Avant son ouverture, 1868, premier projet Gièvres-Le Blanc visant à désenclaver une vaste zone alors dépourvue de voies ferrées. En 1872 la compagnie de Bressuire à Poitiers est désignée pour la construction et l’exploitation d’une ligne Gièvres-Le Blanc prenant en compte les insuffisances du réseau ferroviaire constatées pendant la guerre de 1870. Projet à double voie normale.

1878, intégration au sein du réseau de l’Etat suite à la faillite de la Cie de Bressuire à Poitiers avec un tracé  de Vierzon à Le Blanc. En 1879 classement sous le N°92 du plan Freycinet avec tracé par Gièvres et prolongement sur Salbris et Argent sur Sauldre.
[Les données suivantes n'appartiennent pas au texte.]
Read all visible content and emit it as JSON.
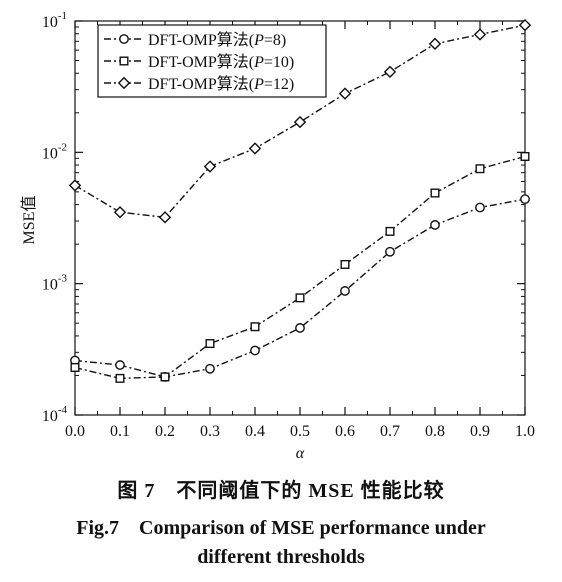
{
  "chart_data": {
    "type": "line",
    "yscale": "log",
    "x": [
      0.0,
      0.1,
      0.2,
      0.3,
      0.4,
      0.5,
      0.6,
      0.7,
      0.8,
      0.9,
      1.0
    ],
    "x_ticks": [
      "0.0",
      "0.1",
      "0.2",
      "0.3",
      "0.4",
      "0.5",
      "0.6",
      "0.7",
      "0.8",
      "0.9",
      "1.0"
    ],
    "xlim": [
      0.0,
      1.0
    ],
    "ylim": [
      0.0001,
      0.1
    ],
    "y_ticks": [
      {
        "value": 0.0001,
        "base": "10",
        "exp": "-4"
      },
      {
        "value": 0.001,
        "base": "10",
        "exp": "-3"
      },
      {
        "value": 0.01,
        "base": "10",
        "exp": "-2"
      },
      {
        "value": 0.1,
        "base": "10",
        "exp": "-1"
      }
    ],
    "xlabel": "α",
    "ylabel": "MSE值",
    "grid": false,
    "legend_position": "top-left",
    "series": [
      {
        "name": "DFT-OMP算法(P=8)",
        "name_prefix": "DFT-OMP算法(",
        "name_var": "P",
        "name_suffix": "=8)",
        "marker": "circle",
        "values": [
          0.00026,
          0.00024,
          0.000195,
          0.000225,
          0.00031,
          0.00046,
          0.00088,
          0.00175,
          0.0028,
          0.0038,
          0.0044
        ]
      },
      {
        "name": "DFT-OMP算法(P=10)",
        "name_prefix": "DFT-OMP算法(",
        "name_var": "P",
        "name_suffix": "=10)",
        "marker": "square",
        "values": [
          0.00023,
          0.00019,
          0.000195,
          0.00035,
          0.00047,
          0.00078,
          0.0014,
          0.0025,
          0.0049,
          0.0075,
          0.0093
        ]
      },
      {
        "name": "DFT-OMP算法(P=12)",
        "name_prefix": "DFT-OMP算法(",
        "name_var": "P",
        "name_suffix": "=12)",
        "marker": "diamond",
        "values": [
          0.0056,
          0.0035,
          0.0032,
          0.0078,
          0.0107,
          0.017,
          0.028,
          0.041,
          0.067,
          0.079,
          0.093
        ]
      }
    ]
  },
  "caption": {
    "cn": "图 7　不同阈值下的 MSE 性能比较",
    "en_line1": "Fig.7　Comparison of MSE performance under",
    "en_line2": "different thresholds"
  }
}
En 1883 la ligne passe dans le domaine du PO (Paris Orléans) suite à la redistribution des concessions dans un souci de cohérence des réseaux elle est désormais prévue à voie unique pour raison d’économie. Mais en 1890 la Cie du PO ne manifestant aucun enthousiasme pour construire cette ligne, les élus locaux obtiennent l’autorisation de l’établir en voie métrique afin d’en diminuer le coût et donc d’en obtenir enfin la construction.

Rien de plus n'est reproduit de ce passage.